To finance this expansion, the company adopts a strategy that will become its downfall: it imposes payment terms of up to 120 days on its suppliers. Four months. In a sector where liquidity is oxygen, this choice creates enormous pressure throughout the supply chain.

2012-2015 — The ignored signals

Over the following years, Carillion’s balance sheets tell an increasingly worrying story. Debts grow. Margins shrink. Public contracts are won at ever lower prices — often below cost — just to maintain business volume.

Internally, warning signals exist. Some managers flag them. But the board prefers to look the other way. Press releases remain optimistic. Dividends continue to be paid to shareholders. The façade holds.

2016-2017 — The Ponzi scheme cracks

At this point, Carillion operates like a Ponzi scheme. It uses new contracts to pay previous debts. It accumulates debts to subcontractors of around £350 million. And it continues to win new public contracts — not because it is competitive, but because it needs fresh liquidity to survive.

In 2017, the company issues three profit warnings in just six months. The share price crashes by 80%. Yet the British government continues to award it new public contracts. Nobody wants to believe that such a giant could really collapse.

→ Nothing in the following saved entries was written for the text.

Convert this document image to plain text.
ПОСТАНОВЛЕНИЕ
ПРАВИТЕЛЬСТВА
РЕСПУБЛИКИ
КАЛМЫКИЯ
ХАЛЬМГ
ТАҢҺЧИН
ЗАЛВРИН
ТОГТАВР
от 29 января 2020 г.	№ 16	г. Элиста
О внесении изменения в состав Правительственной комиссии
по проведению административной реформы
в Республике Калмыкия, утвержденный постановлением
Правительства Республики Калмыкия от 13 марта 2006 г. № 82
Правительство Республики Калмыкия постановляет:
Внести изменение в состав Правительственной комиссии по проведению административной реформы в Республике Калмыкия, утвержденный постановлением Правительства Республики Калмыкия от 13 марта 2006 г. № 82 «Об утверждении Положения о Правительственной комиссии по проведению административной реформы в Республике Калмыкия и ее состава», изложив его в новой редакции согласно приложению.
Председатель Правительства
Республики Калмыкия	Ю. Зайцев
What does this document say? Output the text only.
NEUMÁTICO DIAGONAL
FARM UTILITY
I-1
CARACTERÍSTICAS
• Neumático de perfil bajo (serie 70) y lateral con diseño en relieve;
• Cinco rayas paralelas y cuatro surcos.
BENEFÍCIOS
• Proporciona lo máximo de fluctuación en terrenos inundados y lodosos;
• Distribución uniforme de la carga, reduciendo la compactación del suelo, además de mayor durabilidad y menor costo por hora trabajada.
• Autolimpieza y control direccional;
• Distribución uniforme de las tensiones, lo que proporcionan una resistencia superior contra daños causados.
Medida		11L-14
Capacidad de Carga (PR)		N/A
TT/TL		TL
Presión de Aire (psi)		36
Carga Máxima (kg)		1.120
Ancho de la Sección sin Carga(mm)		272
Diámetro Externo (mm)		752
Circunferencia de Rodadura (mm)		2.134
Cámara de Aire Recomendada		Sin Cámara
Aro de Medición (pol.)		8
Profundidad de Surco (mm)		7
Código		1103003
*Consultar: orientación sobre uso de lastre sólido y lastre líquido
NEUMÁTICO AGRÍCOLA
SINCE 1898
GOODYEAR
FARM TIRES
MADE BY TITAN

January 2018 — The collapse

On 15 January 2018, Carillion declares insolvency. It is the largest bankruptcy in the history of the British construction sector.

The numbers are devastating: £1.5 billion in debts. 30,000 subcontractors left without payment. Thousands of direct employees without work. Construction sites blocked across the country. The British government forced to intervene urgently to guarantee the continuity of essential public services.

A domino effect that nobody had wanted to prevent.

What Carillion teaches us

The story of Carillion is not the story of a sudden crisis. It is the story of ten years of ignored signals.

The unsustainable payment terms were visible in the contracts. The growing debts were documented in the balance sheets. The fragility of the supply chain was evident to anyone who wanted to look.

Monitoring the financial health of your suppliers is not a luxury. It is a necessity. Diversifying the supply chain is not an excessive precaution. It is the difference between a resilient company and a ticking time bomb.

Conclusion

Carillion had everything: billion-pound public contracts, thousands of employees, decades of history. It lacked just one thing — a serious culture of supply chain risk management.

The risk was there. For years. Visible to everyone. And ignored by everyone.